A couple of robots?
Or one big one?
There are some commercial models that may suit you, they seem expensive until you start factoring in the cost of labour.
It gives me a nice warm glow to watch mine running around in the rain while I sup coffee.
I made the switch to robot mowing a few months go. Should have done it years earlier. I now have four conventional mowers to fix and sell off (a diesel Toro 3 wide cylinder mower, two Countaxes, a 36 and a42", and another ride-on for scrap/spares).
On the robot, I got a Segway X350, as it is all GPS and beacon based, no wire to bury. Cuts in straight lines so lawns look neat. The robot is completely quiet, other than it bleeps when it turns on the blades or reverses.
On the plus side, the lawns have never looked as good and it has saved a ton of time. Also no maintenance or repairs, other than change the blades every month or so (they are cheap on Aliexpress). On the old mowers, so much time is wasted on maintenance, in addition to hours of cutting every weekend in the summer.
On the reality checks: Someone has to check each day that the robot has finished and got home to its charger.
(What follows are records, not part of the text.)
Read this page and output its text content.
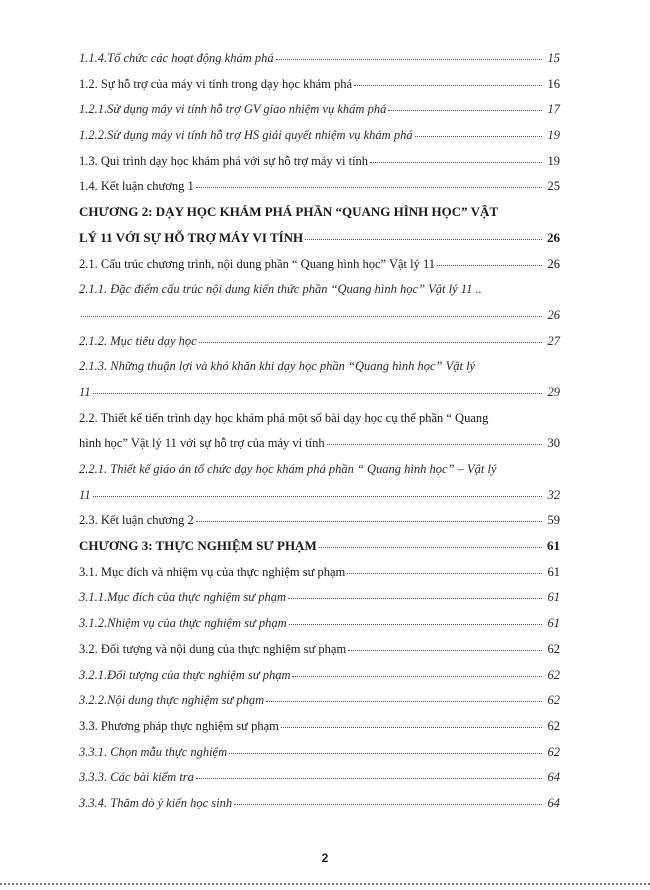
1.1.4.Tổ chức các hoạt động khám phá	15
1.2. Sự hỗ trợ của máy vi tính trong dạy học khám phá	16
1.2.1.Sử dụng máy vi tính hỗ trợ GV giao nhiệm vụ khám phá	17
1.2.2.Sử dụng máy vi tính hỗ trợ HS giải quyết nhiệm vụ khám phá	19
1.3. Qui trình dạy học khám phá với sự hỗ trợ máy vi tính	19
1.4. Kết luận chương 1	25
CHƯƠNG 2: DẠY HỌC KHÁM PHÁ PHẦN “QUANG HÌNH HỌC” VẬT
LÝ 11 VỚI SỰ HỖ TRỢ MÁY VI TÍNH	26
2.1. Cấu trúc chương trình, nội dung phần “ Quang hình học” Vật lý 11	26
2.1.1. Đặc điểm cấu trúc nội dung kiến thức phần “Quang hình học” Vật lý 11 ..
26
2.1.2. Mục tiêu dạy học	27
2.1.3. Những thuận lợi và khó khăn khi dạy học phần “Quang hình học” Vật lý
11	29
2.2. Thiết kế tiến trình dạy học khám phá một số bài dạy học cụ thể phần “ Quang
hình học” Vật lý 11 với sự hỗ trợ của máy vi tính	30
2.2.1. Thiết kế giáo án tổ chức dạy học khám phá phần “ Quang hình học” – Vật lý
11	32
2.3. Kết luận chương 2	59
CHƯƠNG 3: THỰC NGHIỆM SƯ PHẠM	61
3.1. Mục đích và nhiệm vụ của thực nghiệm sư phạm	61
3.1.1.Mục đích của thực nghiệm sư phạm	61
3.1.2.Nhiệm vụ của thực nghiệm sư phạm	61
3.2. Đối tượng và nội dung của thực nghiệm sư phạm	62
3.2.1.Đối tượng của thực nghiệm sư phạm	62
3.2.2.Nội dung thực nghiệm sư phạm	62
3.3. Phương pháp thực nghiệm sư phạm	62
3.3.1. Chọn mẫu thực nghiệm	62
3.3.3. Các bài kiểm tra	64
3.3.4. Thăm dò ý kiến học sinh	64
2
Any muddy section, tree roots etc, will cause it to get stuck. Stop it going into problem areas by installing a low wooden edging (100% effective), or add a keep out area to the map (usually works, but not always).
On things I did not know until I bought it:
1. It is supposed to be able to cover 7200 square metres, which is 1.8 acres. In reality the max is 2/3rds of an acre, as it cuts lines only 7 inches wide and takes all night. Night cutting is slower than the day. So whatever you get, assume it can do 1/3rd of what is claimed. Every 2 hours of cutting it has to go back and recharge itself, so doing 0.6 acres involves 2 or 3 recharges. I question how long the battery will live at this rate of recharging, essentially, recharging 1000 times a year.
2. The Segway Navimow app is good, but one update altered maps causing the whole lawn to move 3ft to one side, meaning the mower gets stuck and you end up with a strip on the edge that is not cut. One then needs to go around it with a normal mower. On access ways between mown sections: it does not cut them, and when the grass grows the robot thinks the grass is an obstacle so turns back: to avoid this include the access ways as part of the lawn. Remapping takes the same time as changing the easiest of the three belts on a Countax, so not a big deal.
3. Anti theft relies on the battery, which is flat whenever it gets stuck, so put a 4G tracker on the mower that does not bleep all the time like Apple airtags do.
The robot has openned up new gardening possibilities. This month I am clearing up an acre of woodland within the garden, to plant a rose garden between the trees. Impossible given my time when using conventional mowers, but with a robot it can keep all the paths and edges trimmed for me. The stone wall around it has just been repointed, and the forest mulcher is coming in this week to clear everything between the trees I wish to keep, then in August the roses and other plants will go in, to give them a start before autumn and winter.